As the shift towards containerisation and purpose-built container ships gained momentum in the 1950s, publication of shipping manifests became less frequent. By 1964 manifests had been completely replaced by container unpack notifications letting owners know when their containers had cleared customs. Around the same time, the popularisation of airline travel reduced the amount of cruise vessels serving passenger routes between Australia and Europe/North America. As a result, maritime coverage slowly moved entirely towards commercial matters.

The editorial focus remained largely unchanged for the next 40 years, with the addition of a digital offering in 1994 and the publication of news and vessel information online.

The decline of Australian flagged commercial vessels in the 1990s and early 2000s meant that by 2005 editorial focus began to shift away from serving shipping lines themselves and instead reporting information about shipping lines to third party businesses such as logistics operators, freight forwarders, customs brokers, insurance companies, analysts and import/export departments.

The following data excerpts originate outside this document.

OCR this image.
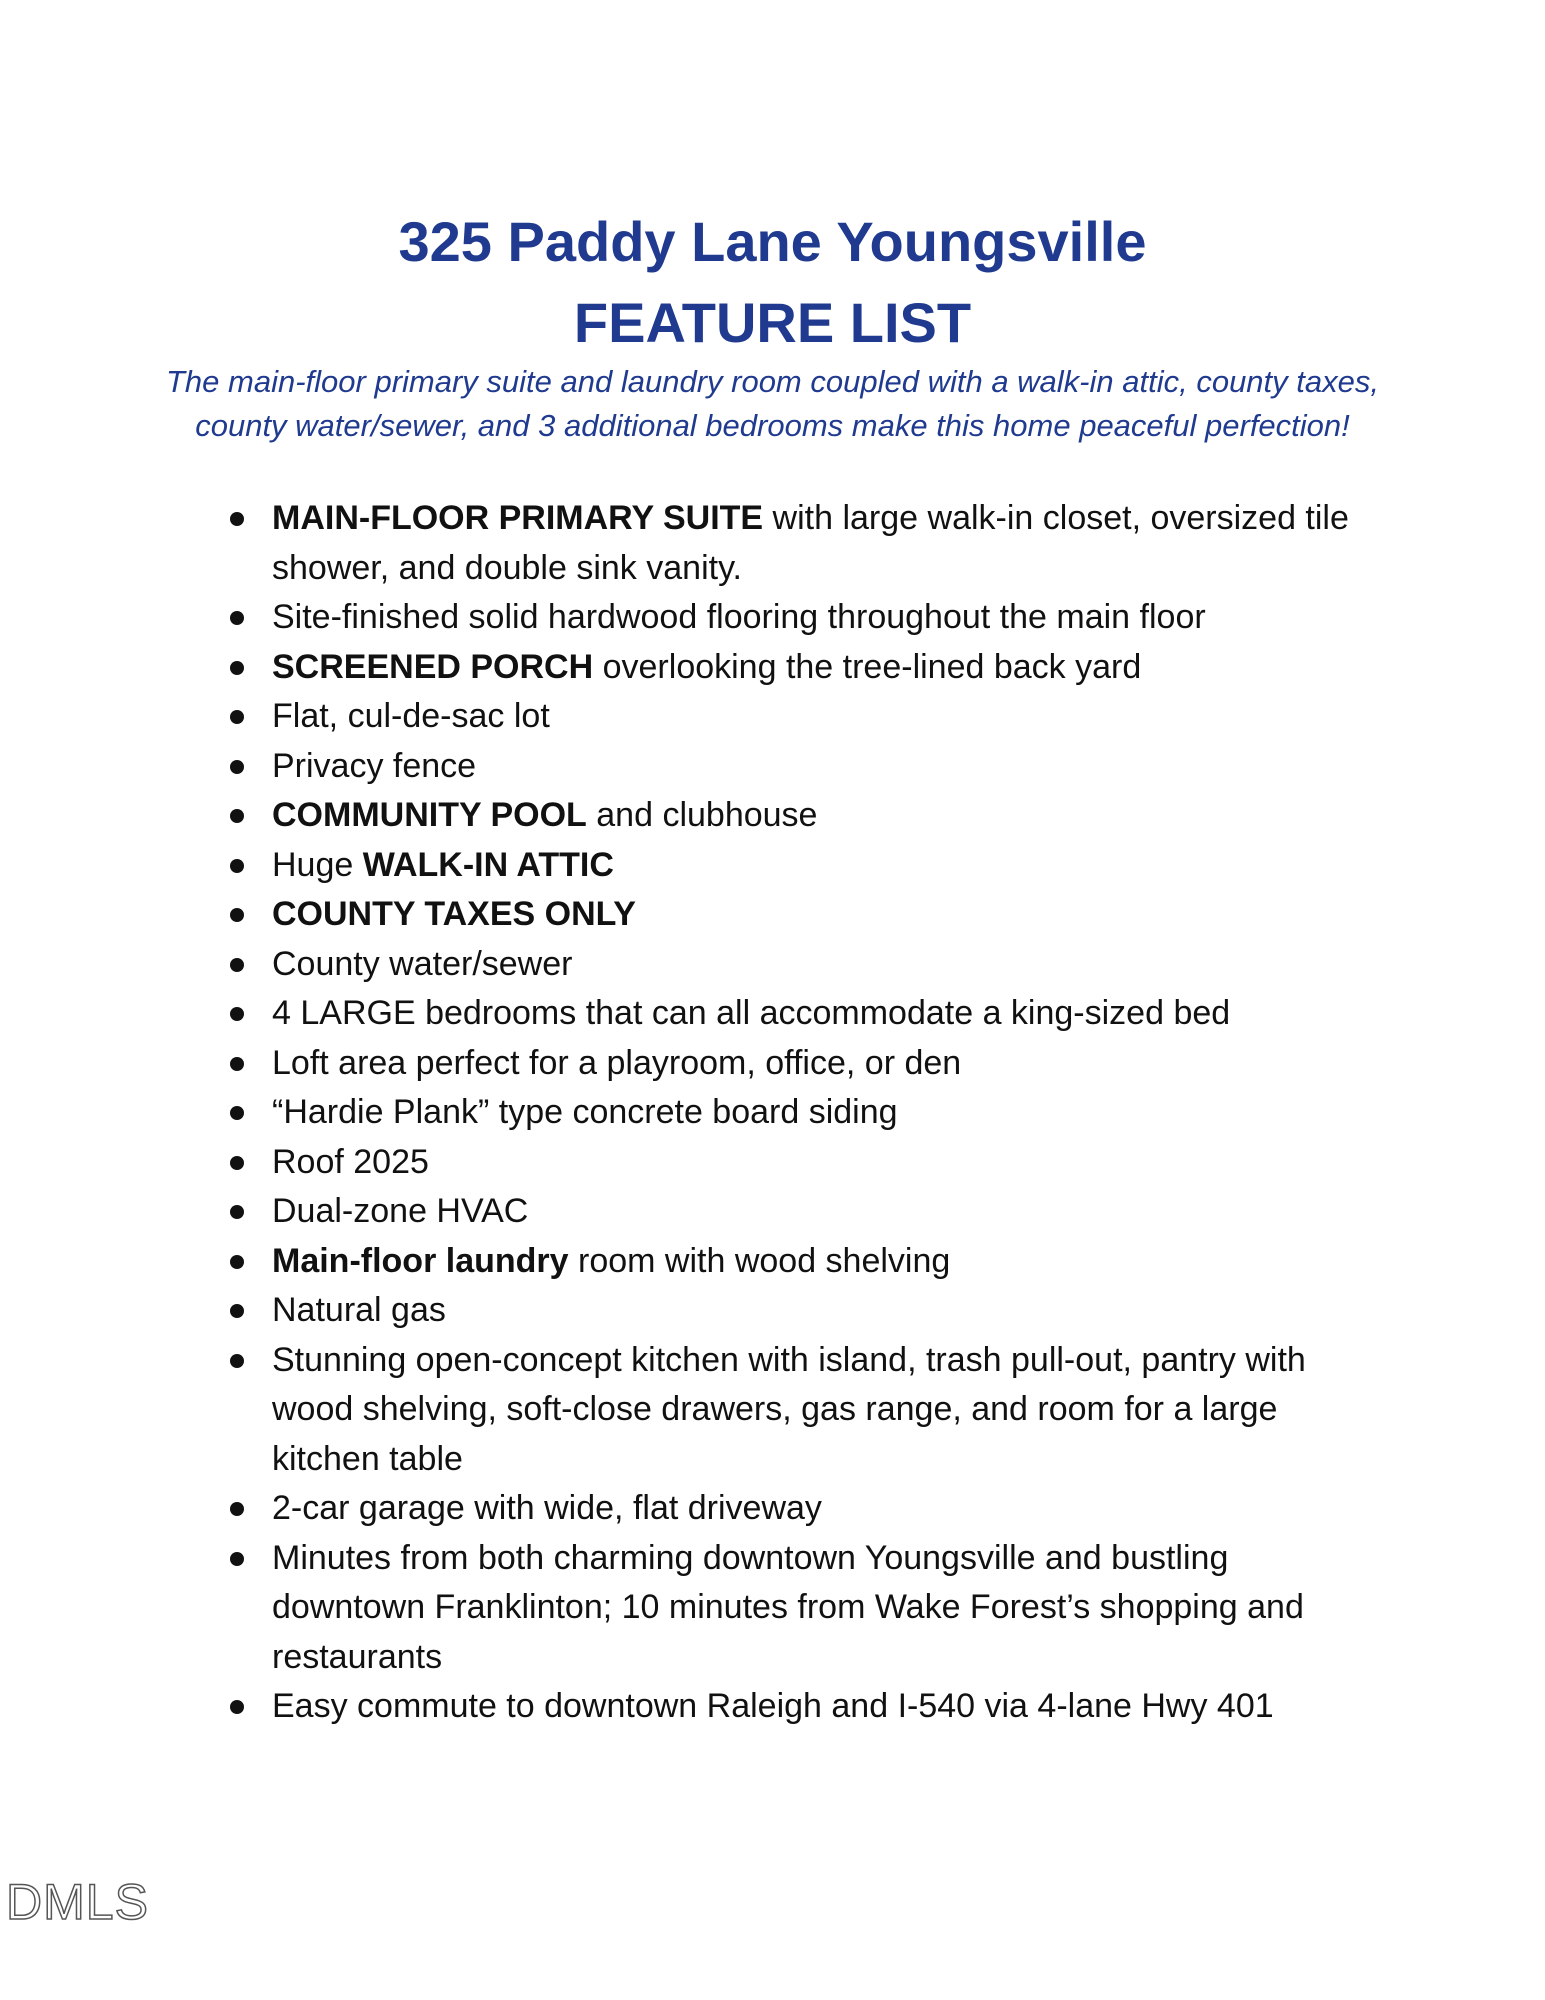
325 Paddy Lane Youngsville
FEATURE LIST

The main-floor primary suite and laundry room coupled with a walk-in attic, county taxes,
county water/sewer, and 3 additional bedrooms make this home peaceful perfection!

MAIN-FLOOR PRIMARY SUITE with large walk-in closet, oversized tile shower, and double sink vanity.
Site-finished solid hardwood flooring throughout the main floor
SCREENED PORCH overlooking the tree-lined back yard
Flat, cul-de-sac lot
Privacy fence
COMMUNITY POOL and clubhouse
Huge WALK-IN ATTIC
COUNTY TAXES ONLY
County water/sewer
4 LARGE bedrooms that can all accommodate a king-sized bed
Loft area perfect for a playroom, office, or den
“Hardie Plank” type concrete board siding
Roof 2025
Dual-zone HVAC
Main-floor laundry room with wood shelving
Natural gas
Stunning open-concept kitchen with island, trash pull-out, pantry with wood shelving, soft-close drawers, gas range, and room for a large kitchen table
2-car garage with wide, flat driveway
Minutes from both charming downtown Youngsville and bustling downtown Franklinton; 10 minutes from Wake Forest’s shopping and restaurants
Easy commute to downtown Raleigh and I-540 via 4-lane Hwy 401
DMLS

On 28 May 2009, after 118 years in print, vessel sailing schedules were removed from the newspaper in favour of being hosted online. The following year, airfreight and road transport were removed from the editorial policy and rail coverage was moved from the newspaper to a new stand-alone publication named Rail Express.

Today, Daily Cargo News primarily covers news and trends in container, liner and bulk shipping, ports, logistics, freighting and customs broking, supply chain & logistics, dry bulk trades, project cargo, government policy, law, regulation and shipping's impact on the environment.

==Current portfolio==
Daily Cargo Newss current publishing stable includes the monthly magazine, a website, four different daily e-mail newswires, and an annual directory:

| Title | Format | Frequency | Notes |
|---|---|---|---|
| Daily Cargo News | Magazine | Monthly | Weekly shipping, trade, transport and logistics news & analysis |
| DCN Newswire | E-mail | Daily | Daily shipping, trade, transport and logistics news updates |
| Data Reports | Website | Daily | Vessels due, vessels in port, voyage itineraries and liner schedules |
| Vessel Arrivals Report | E-mail | Daily | Daily e-mail containing all arrivals at five major Australian container ports in addition to Port Kembla |
| Sydney Container Unpack Report | E-mail | Daily | Daily e-mail containing shipping container unpacks at Port Botany (Sydney) |
| Melbourne Container Unpack Report | E-mail | Daily | Daily e-mail containing shipping container unpacks at Port of Melbourne |
| Vessels in Port Report | E-mail | Twice Daily | Twice daily email customisable report that provides arrival, departure and berthing details for all Australian ports. |

==Australian Shipping & Maritime Industry Awards==
The Australian Shipping & Maritime Industry Awards have been held every November since 1995. As of 2011 there are 16 award categories which recognise achievements in liner trading, freight forwarding, maritime safety, project cargo, seafarers welfare, maritime services, supply chain and young achievement.

Nominations are open to the general public thus any person may nominate another company, corporation, organisation or individual for any award. Winners of 14 of the awards are selected by a combination of votes from a judging panel consisting of industry peers and popular vote by the readers of Daily Cargo News. The final two award winners, Newsmaker of the Year and the annual induction to the Australian Maritime Hall of Fame, are determined by the editorial staff of Daily Cargo News.

Hosts of the awards ceremony have included former Australian cricket player Mike Whitney and television personality Sam Kekovich.

==Charity==
Daily Cargo News participates in a number of staff and industry driven charity initiatives, most notably the annual Shipping Industry Golf Challenge. To date this event has raised over A$633,000 for the oncology unit at Westmead Children's Hospital.

==Digitisation==
The paper has been partially digitised as part of the Australian Newspapers Digitisation Program project of the National Library of Australia.